Small group training (SGT) remains very popular today because it is a win-win: exercisers get a value for personal training sessions, trainers earn a higher rate and health clubs generate more revenue. SGT workouts typically emphasize strength training, functional exercises or circuit routines in a functional training area, the gym or the weight room. Historically, the cardio floor has been limited to clients warming up briefly with their trainers, or where exercisers slog it out on their own.
With new cardiovascular equipment and programming, health clubs now have an opportunity to generate additional personal training revenue from the cardio floor. While traditional cardiovascular equipment is designed to be user-friendly, some machines are best used with a trainer’s instruction, thereby providing additional workout options and profit centers. Exercisers also benefit from greater variety, which can stimulate motivation and results.
Personal trainers can use these specialty modalities for sessions with clients, or can lead a SGT class if ample machines are available. Clubs can promote personal training with free demos on the floor to pique member curiosity and promote the value of cross training and varying regimens.
Profitable Equipment Options
Of course, all machines don’t require a personal trainer supervising every workout. However, consider new training opportunities with novel equipment and programs:
1. Sleds, HIIT trainers and non-motorized treadmills: These machines are ideal for building stamina, speed and power, but may not attract usage without proper instruction and supervision. Ideal for athletes, these low-tech, high intensity products can be used with regular exercisers as well.
2. Rowing machines: Typically easy to use, rowers on their own may have exercisers default to steady-state cardio — often with poor form/technique.

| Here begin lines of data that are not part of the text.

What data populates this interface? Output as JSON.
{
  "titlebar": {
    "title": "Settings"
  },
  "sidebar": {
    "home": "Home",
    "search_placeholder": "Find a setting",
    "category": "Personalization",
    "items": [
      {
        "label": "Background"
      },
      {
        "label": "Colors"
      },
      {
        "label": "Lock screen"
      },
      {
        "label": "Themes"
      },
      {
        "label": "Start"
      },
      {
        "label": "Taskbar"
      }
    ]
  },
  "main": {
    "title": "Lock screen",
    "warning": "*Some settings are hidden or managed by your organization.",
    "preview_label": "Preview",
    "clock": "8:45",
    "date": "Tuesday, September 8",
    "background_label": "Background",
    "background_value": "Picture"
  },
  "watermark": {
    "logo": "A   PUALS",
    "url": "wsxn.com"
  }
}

Why not punch it up with a trainer-directed, highly motivating HIIT workout for an individual or small group?
3. Upper-body ergometers (UBE): Although often overlooked, UBEs can deliver effective workouts for those who may have limited mobility or an injury in their lower body. Like rowers, however, UBEs don’t inspire creativity and inspiration, which is what a trainer provides.
4. Ellipticals, cross trainers and alternate motion machine: Some of these machines incorporate programs that add intervals, strength work and different motions, which can be more effective if led by a trainer, who can offer regressions and progressions and track performance to stimulate results over time.
5. Vibration platforms: While technically not cardio pieces, vibration units are not intuitive and ideally should be supervised to ensure safe and effective usage, whether exercisers are performing strength training, plyometrics, balance moves or flexibility work.
Clubs seeking new revenue avenues should capitalize on some of these unique products that can generate excitement, drive membership sales, improve retention and deliver valuable results. With instruction, these units can monetize the cardio floor and pay significant ROI.